Budget Highlights Only One Project for Six Rivers
A "hospital" for Pugwash is not on the list.
The 2017–2018 budget, tabled today in the Nova Scotia Legislature, is an aggressive and all encompassing document designed to offer something for everybody. The big question is whether it is a real budget, one that will be inspected, parsed, debated, and approved by the House of Assembly.
Many speculate the House will not be given a chance to review it. Instead, they think the Premier will pull the plug and call an election, perhaps this weekend.
While many budget items will affect people across the province, including a tax reduction for about 500 thousand individual tax payers and small businesses, the province went to great effort to itemize localized benefits by region.
A review of the list covering Northern Nova Scotia, an area that covers Cumberland, Colchester Pictou, and Antigonish counties, reveals only one project in the Six Rivers Region, and even that may raise some eyebrows.
While the government was quick to list hospital projects elsewhere, the long awaited new hospital for Pugwash did not make the list. Instead, the government announcement referred to "funding for the North Cumberland Health Centre project."
Premier Stephen McNeil was in Pugwash a few weeks ago to announce funding for the final study and design phase for a new hospital.
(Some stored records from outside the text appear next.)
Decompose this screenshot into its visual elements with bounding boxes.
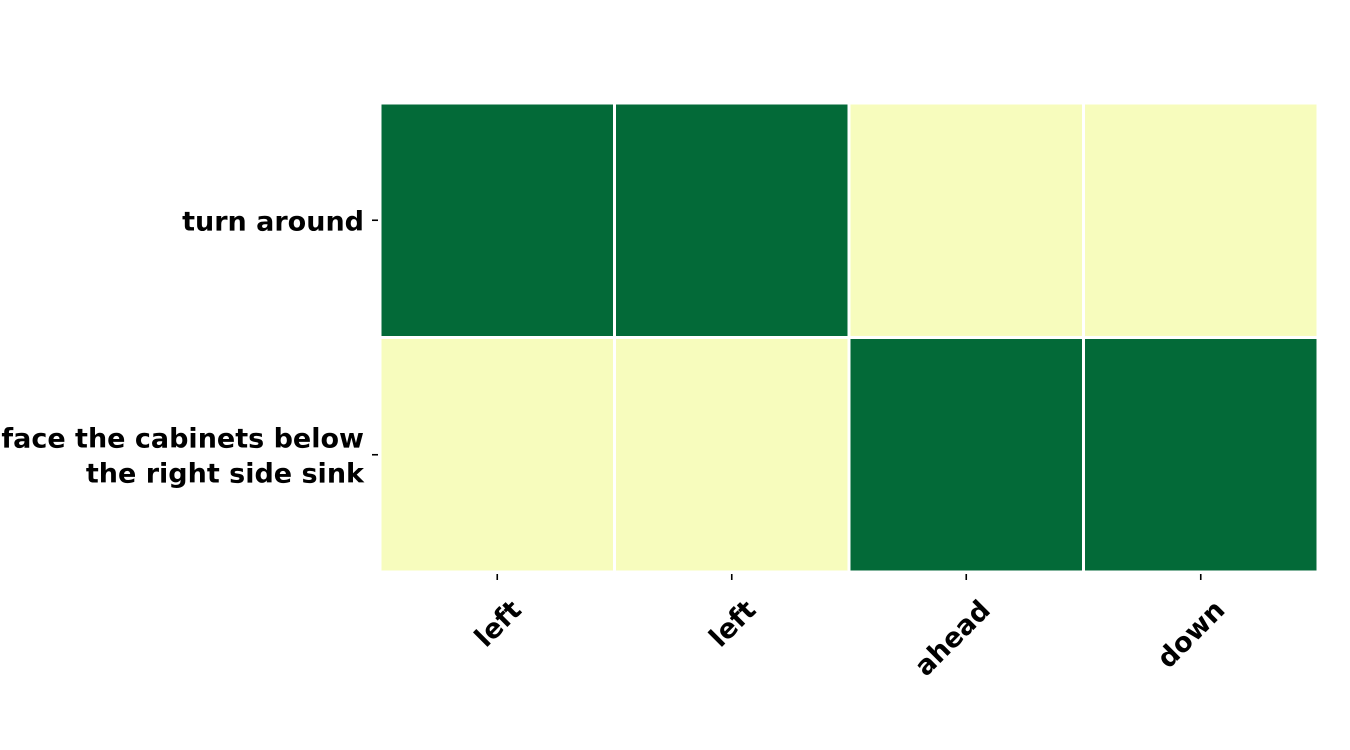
heatmap-cell-r1-c1 [616, 339, 848, 571]
heatmap-cell-r1-c3 [1085, 339, 1317, 571]
y-tick-label-line: the right side sink [86, 458, 365, 489]
x-axis: left left ahead down [469, 574, 1231, 683]
y-tick-label-line: face the cabinets below [1, 423, 364, 454]
heatmap-cells [381, 104, 1317, 571]
heatmap-cell-r0-c3 [1085, 104, 1317, 336]
y-tick-label-0: turn around [182, 206, 364, 237]
y-tick-label-1: face the cabinets below the right side si… [1, 423, 365, 489]
heatmap-cell-r0-c2 [850, 104, 1082, 336]
heatmap-cell-r0-c0 [381, 104, 613, 336]
heatmap-cell-r1-c2 [850, 339, 1082, 571]
heatmap-cell-r1-c0 [381, 339, 613, 571]
x-tick-label-1: left [703, 595, 762, 654]
heatmap-cell-r0-c1 [616, 104, 848, 336]
x-tick-label-3: down [1151, 595, 1231, 675]
x-tick-label-0: left [469, 595, 528, 654]
y-tick-label-line: turn around [182, 206, 364, 237]
x-tick-label-2: ahead [909, 595, 997, 683]
y-axis: turn around face the cabinets below the ri… [1, 206, 378, 489]
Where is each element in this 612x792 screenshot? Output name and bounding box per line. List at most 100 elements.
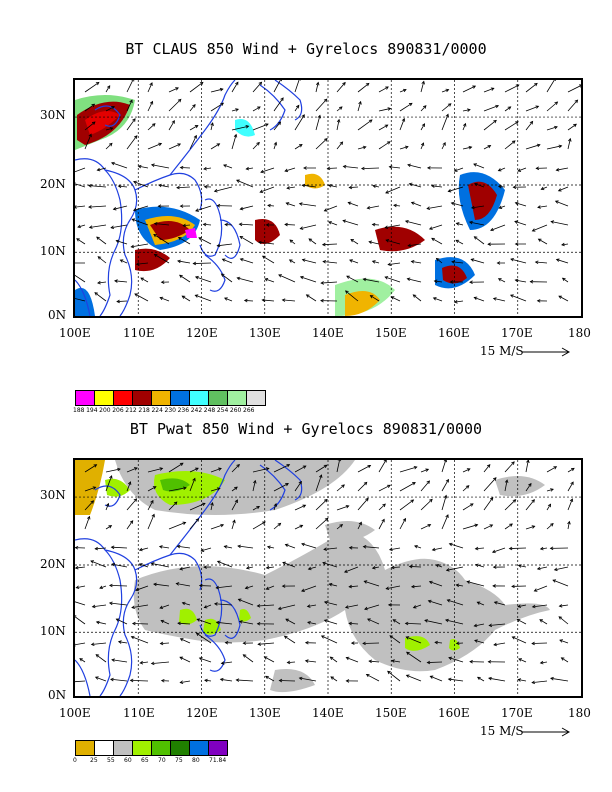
colorbar-label: 60	[124, 757, 132, 764]
wind-vector	[203, 185, 212, 189]
wind-vector	[210, 143, 221, 150]
wind-vector	[285, 618, 296, 625]
wind-vector	[237, 598, 254, 606]
wind-vector	[336, 106, 343, 112]
wind-vector	[384, 224, 401, 229]
wind-vector	[84, 133, 92, 150]
wind-vector	[84, 121, 96, 131]
wind-vector	[531, 604, 548, 609]
wind-vector	[224, 222, 233, 227]
wind-vector	[277, 604, 296, 611]
panel-title: BT Pwat 850 Wind + Gyrelocs 890831/0000	[129, 420, 483, 438]
wind-vector	[445, 566, 464, 572]
colorbar-labels: 0 25 55 60 65 70 75 80 71.84	[73, 757, 275, 767]
wind-vector	[198, 657, 212, 663]
wind-vector	[498, 205, 506, 209]
wind-vector	[539, 546, 548, 551]
wind-vector	[168, 120, 175, 131]
wind-vector	[294, 480, 302, 492]
wind-vector	[391, 659, 401, 663]
wind-vector	[336, 81, 346, 93]
wind-vector	[517, 167, 527, 172]
wind-vector	[301, 542, 317, 549]
wind-vector	[533, 585, 548, 592]
wind-vector	[405, 636, 422, 644]
wind-vector	[346, 275, 359, 283]
lon-label-140e: 140E	[312, 706, 344, 720]
wind-vector	[525, 105, 540, 112]
wind-vector	[328, 582, 338, 587]
wind-vector	[147, 499, 154, 511]
wind-vector	[242, 654, 254, 663]
wind-vector	[567, 84, 581, 93]
wind-vector	[320, 281, 338, 285]
wind-vector	[517, 678, 527, 682]
wind-vector	[216, 203, 233, 208]
wind-vector	[91, 604, 107, 609]
wind-vector	[399, 482, 416, 492]
wind-vector	[203, 565, 212, 569]
colorbar-swatch	[113, 740, 133, 756]
wind-vector	[304, 659, 317, 663]
wind-vector	[138, 547, 149, 552]
wind-vector	[483, 145, 492, 150]
wind-vector	[441, 514, 449, 530]
wind-vector	[252, 106, 261, 112]
wind-vector	[304, 640, 317, 645]
wind-vector	[282, 561, 296, 568]
wind-vector	[497, 278, 506, 283]
wind-vector	[550, 220, 569, 226]
wind-vector	[256, 604, 275, 608]
wind-vector	[446, 599, 464, 606]
wind-vector	[220, 273, 233, 283]
colorbar-label: 266	[243, 407, 255, 414]
wind-vector	[428, 580, 443, 587]
wind-vector	[518, 658, 527, 663]
wind-vector	[525, 460, 530, 473]
wind-vector	[158, 183, 170, 188]
wind-vector	[231, 108, 239, 112]
lon-label-160e: 160E	[438, 326, 470, 340]
wind-vector	[426, 205, 443, 210]
wind-vector	[399, 517, 406, 530]
wind-vector	[388, 165, 401, 169]
wind-vector	[160, 678, 170, 683]
wind-vector	[150, 562, 170, 568]
wind-vector	[299, 275, 317, 283]
wind-vector	[378, 107, 392, 112]
wind-vector	[567, 137, 572, 150]
lon-label-120e: 120E	[186, 706, 218, 720]
wind-vector	[384, 276, 401, 283]
map-canvas	[75, 460, 581, 696]
wind-vector	[553, 566, 569, 572]
wind-vector	[514, 242, 527, 246]
panel-title: BT CLAUS 850 Wind + Gyrelocs 890831/0000	[125, 40, 487, 58]
wind-vector	[406, 277, 422, 283]
wind-vector	[529, 279, 548, 284]
wind-vector	[491, 547, 506, 554]
wind-vector	[94, 546, 107, 551]
wind-vector	[552, 579, 569, 587]
wind-vector	[252, 506, 261, 511]
colorbar-label: 242	[190, 407, 203, 414]
coastline-segment	[219, 599, 241, 639]
wind-vector	[555, 167, 569, 172]
wind-vector	[546, 466, 558, 473]
coastline-segment	[134, 552, 203, 591]
colorbar-label: 25	[90, 757, 98, 764]
wind-vector	[315, 81, 320, 93]
wind-vector	[75, 298, 86, 302]
wind-vector	[493, 642, 506, 647]
wind-vector	[420, 468, 430, 473]
colorbar-swatch	[113, 390, 133, 406]
wind-vector	[378, 518, 385, 530]
wind-vector	[336, 118, 341, 131]
wind-vector	[509, 294, 527, 302]
lat-label-30n: 30N	[40, 488, 66, 502]
coastline-segment	[104, 169, 138, 316]
wind-vector	[131, 218, 149, 226]
wind-vector	[348, 185, 359, 190]
wind-vector	[216, 560, 233, 568]
wind-vector	[567, 99, 579, 112]
wind-vector	[525, 143, 541, 150]
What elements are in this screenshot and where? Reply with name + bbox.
With carefully chosen words, he left the impression the community would have a "new hospital." Some, at that time, realized his announcement was for a study, but everyone hoped it would lead to construction of a new hospital. Today's announcement calls it a "health centre project" which leaves some scratching their heads.
The provincial opposition leaders will keep tabs on the Premier over the weekend, as they think the budget will die a quick death on the order paper in favour of an election campaign.
If they are correct, the announcements and planned expenditures go up in smoke, though they will make a great set of election promises.